If your first experience of a piece of music or a particular performer happens decades after they impacted music, the fuss doesn’t always translate. Billie Holiday broke molds, minds and ran headlong into barriers her entire life. It’s a minor miracle she made it to adulthood, never mind an iconic place in pop culture. Because most of the fuss happened before the internet, I expect I’ll struggle to do her justice, but this feels like a good place to start.

“If I'm going to sing like someone else, then I don't need to sing at all.”
- Billie Holiday (Biography, 7 Things You May Not Know About Billie Holiday)

While minor questions exist, most sources agree Holiday was born to two unwed teenagers in Philadelphia on April 7, 1915. She spent more of her childhood with her mother, Sarah Julia “Sadie” Fagan – her father, Clarence Halliday, left to pursue a career in music was she was very young - but, even given those circumstances, her home life veered between unstable and outright dangerous, as well as various cities (mostly Baltimore). Sources also generally agree spent her tween-to-teen years in a reform school (sometimes for her own protection) and doing chores and running errands at a brothel (and even getting arrested for prostitution, though that could be a wrong place, wrong time thing). The Biography piece claims she worked for a chance to listen to the madam’s Victrola instead of getting paid. Holiday recalled Bessie Smith’s “West End Blues” as a favorite, but she loved Louis Armstrong too.

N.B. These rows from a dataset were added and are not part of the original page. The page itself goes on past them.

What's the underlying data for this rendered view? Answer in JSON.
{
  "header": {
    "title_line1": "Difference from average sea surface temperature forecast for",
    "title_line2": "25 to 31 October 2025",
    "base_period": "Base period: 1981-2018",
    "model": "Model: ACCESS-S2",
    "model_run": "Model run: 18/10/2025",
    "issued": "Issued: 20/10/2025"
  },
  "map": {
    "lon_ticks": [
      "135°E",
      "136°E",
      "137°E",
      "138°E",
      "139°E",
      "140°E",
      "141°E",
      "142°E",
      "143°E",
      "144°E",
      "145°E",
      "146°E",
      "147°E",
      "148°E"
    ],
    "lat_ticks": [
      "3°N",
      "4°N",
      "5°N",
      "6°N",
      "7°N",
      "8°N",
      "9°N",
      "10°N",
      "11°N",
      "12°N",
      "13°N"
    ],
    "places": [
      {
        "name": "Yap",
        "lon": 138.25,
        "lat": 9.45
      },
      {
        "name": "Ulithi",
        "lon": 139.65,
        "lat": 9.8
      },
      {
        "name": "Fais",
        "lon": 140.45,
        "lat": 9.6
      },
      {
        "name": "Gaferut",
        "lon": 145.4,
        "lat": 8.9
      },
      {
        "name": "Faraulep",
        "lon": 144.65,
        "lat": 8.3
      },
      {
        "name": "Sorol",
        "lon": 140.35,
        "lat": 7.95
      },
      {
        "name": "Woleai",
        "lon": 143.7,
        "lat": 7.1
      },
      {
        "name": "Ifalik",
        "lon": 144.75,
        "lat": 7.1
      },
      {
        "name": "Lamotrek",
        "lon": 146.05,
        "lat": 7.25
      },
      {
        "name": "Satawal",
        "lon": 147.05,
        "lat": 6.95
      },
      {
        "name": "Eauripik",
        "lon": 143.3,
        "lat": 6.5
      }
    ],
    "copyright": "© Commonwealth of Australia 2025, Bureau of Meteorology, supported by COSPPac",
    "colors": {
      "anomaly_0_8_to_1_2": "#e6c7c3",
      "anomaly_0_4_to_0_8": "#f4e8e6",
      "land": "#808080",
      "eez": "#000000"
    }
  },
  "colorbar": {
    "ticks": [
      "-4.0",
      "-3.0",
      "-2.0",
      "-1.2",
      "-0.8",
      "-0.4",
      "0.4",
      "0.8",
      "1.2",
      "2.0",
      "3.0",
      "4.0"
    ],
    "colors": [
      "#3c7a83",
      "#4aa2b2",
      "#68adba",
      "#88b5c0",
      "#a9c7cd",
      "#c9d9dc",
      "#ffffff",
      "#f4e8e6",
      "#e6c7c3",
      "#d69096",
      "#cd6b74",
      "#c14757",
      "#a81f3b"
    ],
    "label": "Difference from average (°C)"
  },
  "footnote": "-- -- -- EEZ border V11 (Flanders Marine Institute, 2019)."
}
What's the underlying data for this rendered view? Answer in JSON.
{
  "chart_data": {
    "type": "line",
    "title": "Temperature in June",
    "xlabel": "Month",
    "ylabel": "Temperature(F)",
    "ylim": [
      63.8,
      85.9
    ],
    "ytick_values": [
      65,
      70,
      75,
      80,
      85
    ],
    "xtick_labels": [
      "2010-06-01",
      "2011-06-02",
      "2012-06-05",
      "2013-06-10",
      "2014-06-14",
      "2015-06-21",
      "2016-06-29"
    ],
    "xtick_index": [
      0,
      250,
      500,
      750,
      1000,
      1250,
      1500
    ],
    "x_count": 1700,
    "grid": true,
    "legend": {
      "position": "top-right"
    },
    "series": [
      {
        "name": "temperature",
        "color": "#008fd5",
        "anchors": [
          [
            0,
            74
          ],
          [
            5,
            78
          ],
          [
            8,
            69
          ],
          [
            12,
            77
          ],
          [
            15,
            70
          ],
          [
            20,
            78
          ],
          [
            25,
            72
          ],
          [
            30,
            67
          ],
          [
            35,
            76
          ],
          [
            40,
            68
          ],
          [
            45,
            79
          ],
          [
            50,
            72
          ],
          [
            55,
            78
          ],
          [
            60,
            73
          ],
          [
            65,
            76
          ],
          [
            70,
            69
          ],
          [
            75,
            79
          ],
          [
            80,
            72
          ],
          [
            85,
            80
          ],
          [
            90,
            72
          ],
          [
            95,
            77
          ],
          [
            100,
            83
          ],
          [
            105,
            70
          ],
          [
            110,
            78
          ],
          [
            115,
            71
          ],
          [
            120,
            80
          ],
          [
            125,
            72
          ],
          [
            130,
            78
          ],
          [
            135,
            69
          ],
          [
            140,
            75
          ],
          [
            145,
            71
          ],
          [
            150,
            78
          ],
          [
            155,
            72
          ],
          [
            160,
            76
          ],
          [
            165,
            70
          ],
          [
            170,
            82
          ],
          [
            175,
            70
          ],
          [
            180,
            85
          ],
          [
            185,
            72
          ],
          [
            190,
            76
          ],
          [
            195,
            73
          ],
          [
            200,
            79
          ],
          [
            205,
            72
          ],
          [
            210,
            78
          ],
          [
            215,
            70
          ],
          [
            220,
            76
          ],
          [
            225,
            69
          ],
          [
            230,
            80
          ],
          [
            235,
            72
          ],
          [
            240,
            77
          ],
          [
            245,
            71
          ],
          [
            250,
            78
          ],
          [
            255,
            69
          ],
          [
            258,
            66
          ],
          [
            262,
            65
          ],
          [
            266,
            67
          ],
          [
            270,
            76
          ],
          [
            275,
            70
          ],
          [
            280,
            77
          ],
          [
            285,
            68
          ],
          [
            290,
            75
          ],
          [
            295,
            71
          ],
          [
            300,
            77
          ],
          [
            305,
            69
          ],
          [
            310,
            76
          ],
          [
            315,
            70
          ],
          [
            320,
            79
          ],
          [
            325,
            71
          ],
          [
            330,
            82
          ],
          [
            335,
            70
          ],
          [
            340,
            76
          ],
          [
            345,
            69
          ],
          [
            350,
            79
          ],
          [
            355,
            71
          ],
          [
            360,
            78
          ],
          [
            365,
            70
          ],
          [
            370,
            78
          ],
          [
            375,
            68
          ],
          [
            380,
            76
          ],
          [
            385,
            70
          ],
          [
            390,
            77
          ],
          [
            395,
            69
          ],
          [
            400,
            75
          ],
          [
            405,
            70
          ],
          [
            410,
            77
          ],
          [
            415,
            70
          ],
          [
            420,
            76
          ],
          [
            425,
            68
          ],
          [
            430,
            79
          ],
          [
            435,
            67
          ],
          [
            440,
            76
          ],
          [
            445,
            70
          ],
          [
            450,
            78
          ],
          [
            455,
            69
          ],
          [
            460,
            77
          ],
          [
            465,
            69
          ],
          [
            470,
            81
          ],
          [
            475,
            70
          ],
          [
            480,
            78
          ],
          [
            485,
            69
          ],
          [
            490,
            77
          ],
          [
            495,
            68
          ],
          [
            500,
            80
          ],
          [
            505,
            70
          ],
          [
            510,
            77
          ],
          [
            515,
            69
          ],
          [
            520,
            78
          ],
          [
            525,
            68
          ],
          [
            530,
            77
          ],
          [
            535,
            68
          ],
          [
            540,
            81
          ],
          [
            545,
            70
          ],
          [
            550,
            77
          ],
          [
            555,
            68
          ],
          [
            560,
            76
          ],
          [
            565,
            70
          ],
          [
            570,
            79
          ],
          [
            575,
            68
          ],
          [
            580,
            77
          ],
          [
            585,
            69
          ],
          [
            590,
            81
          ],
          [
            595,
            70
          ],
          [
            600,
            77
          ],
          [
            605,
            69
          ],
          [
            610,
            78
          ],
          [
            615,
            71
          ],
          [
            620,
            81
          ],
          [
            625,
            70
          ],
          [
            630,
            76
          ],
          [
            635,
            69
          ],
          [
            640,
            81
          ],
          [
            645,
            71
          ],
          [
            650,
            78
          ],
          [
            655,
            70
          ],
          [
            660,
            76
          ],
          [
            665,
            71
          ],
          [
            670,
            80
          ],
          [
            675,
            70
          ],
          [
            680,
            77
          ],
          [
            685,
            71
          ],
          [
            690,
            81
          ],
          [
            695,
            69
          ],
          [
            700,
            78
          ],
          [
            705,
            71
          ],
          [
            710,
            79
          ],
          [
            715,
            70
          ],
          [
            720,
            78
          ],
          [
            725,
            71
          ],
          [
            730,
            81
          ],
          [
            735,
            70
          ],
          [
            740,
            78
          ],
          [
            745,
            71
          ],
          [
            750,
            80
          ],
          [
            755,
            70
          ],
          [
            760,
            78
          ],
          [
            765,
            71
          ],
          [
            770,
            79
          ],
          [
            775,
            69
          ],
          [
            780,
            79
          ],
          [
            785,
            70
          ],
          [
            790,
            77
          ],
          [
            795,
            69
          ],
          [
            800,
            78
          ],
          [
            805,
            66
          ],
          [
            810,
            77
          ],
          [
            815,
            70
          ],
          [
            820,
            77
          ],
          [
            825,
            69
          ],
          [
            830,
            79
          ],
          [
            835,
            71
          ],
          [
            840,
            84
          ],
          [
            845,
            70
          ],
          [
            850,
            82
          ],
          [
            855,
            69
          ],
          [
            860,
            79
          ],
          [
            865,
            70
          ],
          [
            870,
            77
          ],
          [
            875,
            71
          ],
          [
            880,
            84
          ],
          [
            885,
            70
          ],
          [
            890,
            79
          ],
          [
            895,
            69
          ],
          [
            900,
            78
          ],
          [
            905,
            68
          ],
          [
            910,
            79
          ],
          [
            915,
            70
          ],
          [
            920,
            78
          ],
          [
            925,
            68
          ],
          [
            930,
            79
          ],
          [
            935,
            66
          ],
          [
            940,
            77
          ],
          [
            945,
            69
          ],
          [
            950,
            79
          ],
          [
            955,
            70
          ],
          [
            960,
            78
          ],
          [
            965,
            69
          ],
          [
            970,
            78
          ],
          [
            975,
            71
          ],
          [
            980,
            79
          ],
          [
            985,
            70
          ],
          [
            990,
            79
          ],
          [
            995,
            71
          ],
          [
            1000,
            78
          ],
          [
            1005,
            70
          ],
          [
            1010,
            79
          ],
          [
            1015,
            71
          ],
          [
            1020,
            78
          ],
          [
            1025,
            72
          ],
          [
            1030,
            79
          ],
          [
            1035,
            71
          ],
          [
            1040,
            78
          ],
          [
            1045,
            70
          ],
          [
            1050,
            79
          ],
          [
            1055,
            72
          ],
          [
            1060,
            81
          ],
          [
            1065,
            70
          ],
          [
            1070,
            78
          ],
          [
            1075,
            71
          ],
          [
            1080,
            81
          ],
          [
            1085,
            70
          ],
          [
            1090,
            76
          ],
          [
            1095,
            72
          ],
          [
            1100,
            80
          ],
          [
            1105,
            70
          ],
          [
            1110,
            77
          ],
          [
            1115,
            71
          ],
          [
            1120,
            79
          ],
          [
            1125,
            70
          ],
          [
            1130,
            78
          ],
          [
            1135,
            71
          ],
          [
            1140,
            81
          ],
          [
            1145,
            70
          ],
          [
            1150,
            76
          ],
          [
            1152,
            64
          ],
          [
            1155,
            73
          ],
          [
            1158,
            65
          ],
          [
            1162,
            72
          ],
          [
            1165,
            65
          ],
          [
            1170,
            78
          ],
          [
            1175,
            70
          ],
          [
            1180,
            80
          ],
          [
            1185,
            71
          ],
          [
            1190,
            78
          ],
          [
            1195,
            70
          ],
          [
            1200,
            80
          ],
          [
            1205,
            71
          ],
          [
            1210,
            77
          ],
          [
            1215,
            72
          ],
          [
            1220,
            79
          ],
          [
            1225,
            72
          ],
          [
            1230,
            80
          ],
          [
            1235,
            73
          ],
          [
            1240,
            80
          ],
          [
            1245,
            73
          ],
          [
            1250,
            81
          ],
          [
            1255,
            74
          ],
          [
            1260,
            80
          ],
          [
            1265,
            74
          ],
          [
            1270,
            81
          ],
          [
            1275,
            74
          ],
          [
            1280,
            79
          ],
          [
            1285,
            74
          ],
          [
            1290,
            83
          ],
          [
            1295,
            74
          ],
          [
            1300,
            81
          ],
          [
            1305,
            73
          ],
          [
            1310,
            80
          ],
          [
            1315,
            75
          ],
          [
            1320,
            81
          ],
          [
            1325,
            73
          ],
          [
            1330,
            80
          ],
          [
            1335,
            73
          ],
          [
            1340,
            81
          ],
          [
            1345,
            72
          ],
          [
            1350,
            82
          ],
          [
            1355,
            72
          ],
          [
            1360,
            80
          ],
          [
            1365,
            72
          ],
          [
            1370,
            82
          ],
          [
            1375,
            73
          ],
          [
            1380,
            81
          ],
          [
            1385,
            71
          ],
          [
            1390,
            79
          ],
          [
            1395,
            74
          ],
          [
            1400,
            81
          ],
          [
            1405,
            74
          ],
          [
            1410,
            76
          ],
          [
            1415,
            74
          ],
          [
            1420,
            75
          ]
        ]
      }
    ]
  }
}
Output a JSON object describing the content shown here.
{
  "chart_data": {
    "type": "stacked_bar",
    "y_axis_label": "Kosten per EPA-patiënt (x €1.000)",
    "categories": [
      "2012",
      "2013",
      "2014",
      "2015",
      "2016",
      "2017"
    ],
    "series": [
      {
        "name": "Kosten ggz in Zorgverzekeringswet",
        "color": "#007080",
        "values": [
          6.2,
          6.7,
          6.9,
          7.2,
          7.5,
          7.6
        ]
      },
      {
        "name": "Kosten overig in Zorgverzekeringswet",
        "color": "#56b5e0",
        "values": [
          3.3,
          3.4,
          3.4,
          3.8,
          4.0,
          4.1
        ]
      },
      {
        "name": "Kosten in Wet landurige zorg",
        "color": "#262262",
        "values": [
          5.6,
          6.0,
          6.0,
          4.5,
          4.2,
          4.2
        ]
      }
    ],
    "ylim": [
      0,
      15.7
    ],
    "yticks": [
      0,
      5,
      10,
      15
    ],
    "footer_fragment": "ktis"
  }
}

After moving to Harlem to live with her mother again, Holiday, then 17, found work as a dancer-for-hire. When the dancing work slowed down, she asked the manager to let her sing. Though lacking in musical education of any kind, Holiday’s talent immediately came through. Over the next couple of year, she partnered with a tenor sax player named Kenneth Holan, working small venue and building a reputation. She took her stage-name from two sources: “Billie” from Billie Dove, an actress she admired, and “Holiday” from her long-estranged father, who performed under that name. (She met him as an adult when he played with Fletcher Henderson’s orchestra.) With the Harlem Renaissance in full-swing, people in a position to help her took notice – including John Hammond, the famous impresario/Svengali who played a major role in pushing black jazz and blues into mainstream musical culture. Hammond wasted no time in getting her into a recording studio; Holiday was still 17 years old when she recorded her first songs – “Your Mother’s Son-in-Law” and “Riffin’ the Scotch” – both with a then-unknown Benny Goodman.